Figure 2. Desmoplastic trichilemmomas (A)(H&E, original magnification ×40) with a smooth outline, clear cells, and central jagged islands in a dense pink stroma (B)(H&E, original magnification ×100).

Pilar sheath acanthoma is a benign neoplasm that clinically presents as a solitary flesh-colored nodule with a central pore containing keratin.12 Histologically, pilar sheath acanthoma is similar to a dilated pore of Winer with the addition of acanthotic epidermal projections (Figure 3).

Figure 3. Pilar sheath acanthoma with acanthotic epidermal projections (H&E, original magnification ×20).
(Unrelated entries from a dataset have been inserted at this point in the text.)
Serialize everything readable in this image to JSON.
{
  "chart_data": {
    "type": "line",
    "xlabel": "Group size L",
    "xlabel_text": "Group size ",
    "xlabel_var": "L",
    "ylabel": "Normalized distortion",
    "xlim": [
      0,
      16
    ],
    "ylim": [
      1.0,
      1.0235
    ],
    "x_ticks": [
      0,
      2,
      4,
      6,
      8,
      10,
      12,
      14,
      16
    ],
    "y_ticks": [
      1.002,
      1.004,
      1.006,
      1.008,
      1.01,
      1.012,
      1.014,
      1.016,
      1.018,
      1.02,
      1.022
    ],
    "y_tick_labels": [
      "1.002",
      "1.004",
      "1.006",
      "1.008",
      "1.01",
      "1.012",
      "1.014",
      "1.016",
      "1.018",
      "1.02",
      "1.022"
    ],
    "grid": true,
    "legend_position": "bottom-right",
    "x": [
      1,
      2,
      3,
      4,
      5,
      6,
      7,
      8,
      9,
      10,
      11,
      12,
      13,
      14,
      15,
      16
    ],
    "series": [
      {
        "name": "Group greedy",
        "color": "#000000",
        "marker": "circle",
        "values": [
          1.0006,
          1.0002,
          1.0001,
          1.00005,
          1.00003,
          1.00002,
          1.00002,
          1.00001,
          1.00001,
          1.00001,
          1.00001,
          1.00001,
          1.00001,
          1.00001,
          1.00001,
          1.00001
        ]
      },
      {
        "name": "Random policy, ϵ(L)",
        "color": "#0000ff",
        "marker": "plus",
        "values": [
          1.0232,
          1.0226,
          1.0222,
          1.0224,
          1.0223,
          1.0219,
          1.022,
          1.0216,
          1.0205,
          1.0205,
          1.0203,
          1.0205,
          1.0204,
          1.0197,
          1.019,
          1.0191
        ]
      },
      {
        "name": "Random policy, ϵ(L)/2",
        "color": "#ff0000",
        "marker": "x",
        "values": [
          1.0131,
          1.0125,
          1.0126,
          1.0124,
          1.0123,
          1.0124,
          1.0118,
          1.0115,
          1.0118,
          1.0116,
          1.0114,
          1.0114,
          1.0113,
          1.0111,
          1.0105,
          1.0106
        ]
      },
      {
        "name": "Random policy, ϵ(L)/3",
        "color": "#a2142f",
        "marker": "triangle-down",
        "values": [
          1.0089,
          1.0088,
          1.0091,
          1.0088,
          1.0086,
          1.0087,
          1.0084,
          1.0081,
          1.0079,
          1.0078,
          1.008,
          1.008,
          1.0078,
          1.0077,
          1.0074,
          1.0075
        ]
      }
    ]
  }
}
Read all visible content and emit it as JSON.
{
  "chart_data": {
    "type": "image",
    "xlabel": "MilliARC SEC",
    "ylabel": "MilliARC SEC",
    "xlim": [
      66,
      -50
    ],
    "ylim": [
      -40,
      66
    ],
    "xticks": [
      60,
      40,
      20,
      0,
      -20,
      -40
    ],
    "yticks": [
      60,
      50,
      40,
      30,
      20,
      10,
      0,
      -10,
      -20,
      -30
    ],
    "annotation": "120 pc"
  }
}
Warty dyskeratoma (WD) is a benign endophytic neoplasm traditionally seen as a solitary lesion histologically similar to Darier disease. Warty dyskeratomas are known to occur both on the skin and oral mucosa.13 Histologically, WD is characterized as a cup-shaped lesion with numerous villi at the base of the lesion along with acantholysis and dyskeratosis (Figure 4). The dyskeratotic cells in WD consist of corps ronds, which are cells with abundant pink cytoplasm, and small nuclei along with grains, which are flattened basophilic cells. These dyskeratotic cells help differentiate WD from IFK. Although they are endophytic neoplasms, WDs are well circumscribed and should not be confused with SCC. Despite this entity's name and histologic similarity to verrucae, no relationship with HPV has been established.14

Figure 4. Warty dyskeratoma (A)(H&E, original magnification ×100) showing acantholytic dyskeratosis (B)(H&E, original magnification ×200).